Current guidelines (like SSC and the 2020 SCCM/ESICM guidelines) suggest prophylaxis for patients with high-risk factors (ventilation >48h, coagulopathy). While SUP-ICU shows no mortality benefit, the reduction in bleeding maintains the rationale for prophylaxis in high-risk subsets. The committee must decide if the recommendation should be narrowed specifically to patients where the risk of CIGIB outweighs the cost and potential (though statistically insignificant in this trial) risk of infections.

Clinical Landscape

Noteworthy Related Trials

1998

Cook et al.
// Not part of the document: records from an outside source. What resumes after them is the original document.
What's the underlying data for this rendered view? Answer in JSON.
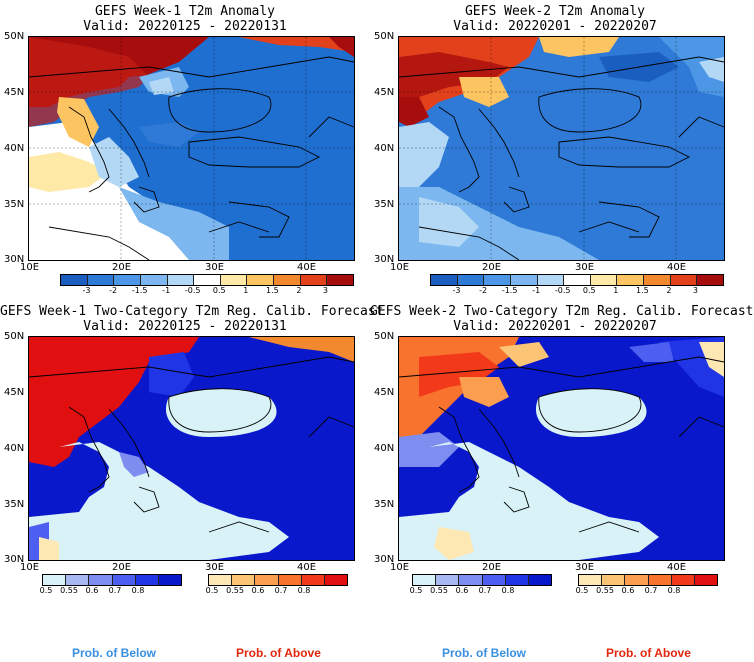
{
  "panels": [
    {
      "title": "GEFS Week-1 T2m Anomaly",
      "valid": "Valid: 20220125 - 20220131",
      "lat_labels": [
        "50N",
        "45N",
        "40N",
        "35N",
        "30N"
      ],
      "lon_labels": [
        "10E",
        "20E",
        "30E",
        "40E"
      ],
      "anomaly_colorbar_ticks": [
        "-3",
        "-2",
        "-1.5",
        "-1",
        "-0.5",
        "0.5",
        "1",
        "1.5",
        "2",
        "3"
      ]
    },
    {
      "title": "GEFS Week-2 T2m Anomaly",
      "valid": "Valid: 20220201 - 20220207",
      "lat_labels": [
        "50N",
        "45N",
        "40N",
        "35N",
        "30N"
      ],
      "lon_labels": [
        "10E",
        "20E",
        "30E",
        "40E"
      ],
      "anomaly_colorbar_ticks": [
        "-3",
        "-2",
        "-1.5",
        "-1",
        "-0.5",
        "0.5",
        "1",
        "1.5",
        "2",
        "3"
      ]
    },
    {
      "title": "GEFS Week-1 Two-Category T2m Reg. Calib. Forecast",
      "valid": "Valid: 20220125 - 20220131",
      "lat_labels": [
        "50N",
        "45N",
        "40N",
        "35N",
        "30N"
      ],
      "lon_labels": [
        "10E",
        "20E",
        "30E",
        "40E"
      ],
      "below_ticks": [
        "0.5",
        "0.55",
        "0.6",
        "0.7",
        "0.8"
      ],
      "above_ticks": [
        "0.5",
        "0.55",
        "0.6",
        "0.7",
        "0.8"
      ]
    },
    {
      "title": "GEFS Week-2 Two-Category T2m Reg. Calib. Forecast",
      "valid": "Valid: 20220201 - 20220207",
      "lat_labels": [
        "50N",
        "45N",
        "40N",
        "35N",
        "30N"
      ],
      "lon_labels": [
        "10E",
        "20E",
        "30E",
        "40E"
      ],
      "below_ticks": [
        "0.5",
        "0.55",
        "0.6",
        "0.7",
        "0.8"
      ],
      "above_ticks": [
        "0.5",
        "0.55",
        "0.6",
        "0.7",
        "0.8"
      ]
    }
  ],
  "legend": {
    "prob_below": "Prob. of Below",
    "prob_above": "Prob. of Above"
  },
  "colors": {
    "anomaly_scale": [
      "#1a5fbf",
      "#2e7ad6",
      "#4b97e6",
      "#7cb8ef",
      "#b3d8f6",
      "#ffffff",
      "#ffe9a6",
      "#fdc561",
      "#f2892f",
      "#e2411c",
      "#a80d0d"
    ],
    "below_scale": [
      "#d9f2f7",
      "#a8b8f0",
      "#7d8ef0",
      "#4d5ff0",
      "#1f35e6",
      "#0a18cc"
    ],
    "above_scale": [
      "#fde7b3",
      "#fcc575",
      "#fb9e4f",
      "#f7732e",
      "#f23a1a",
      "#e01010"
    ],
    "sea_prob": "#d9f2f7",
    "prob_below_label": "#3a8fe0",
    "prob_above_label": "#e0280d"
  }
}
Study

n = 1,238 · NEJM

Tested

Ranitidine (H2RB)

Population

Critically ill ICU patients

Comparator

Sucralfate

Endpoint

Clinically important gastrointestinal bleeding

Key result: Ranitidine was more effective than sucralfate in preventing clinically important gastrointestinal bleeding in critically ill patients.
2020

PEPTIC Trial

n = 26,982 · JAMA

Tested

Proton pump inhibitors (PPIs)

Population

Adult ICU patients receiving invasive mechanical ventilation

Comparator

Histamine-2 receptor blockers (H2RBs)

Endpoint

90-day in-hospital mortality

Key result: There was no significant difference in 90-day in-hospital mortality between patients receiving PPIs and those receiving H2RBs.
2023

REVISE Trial

n = 3,446 · NEJM

Tested

Pantoprazole 40 mg daily

Population

Critically ill adults receiving invasive mechanical ventilation

Comparator

Placebo

Endpoint

Clinically important upper gastrointestinal bleeding at 90 days

Key result: Pantoprazole did not result in a lower rate of clinically important upper GI bleeding compared to placebo in critically ill patients.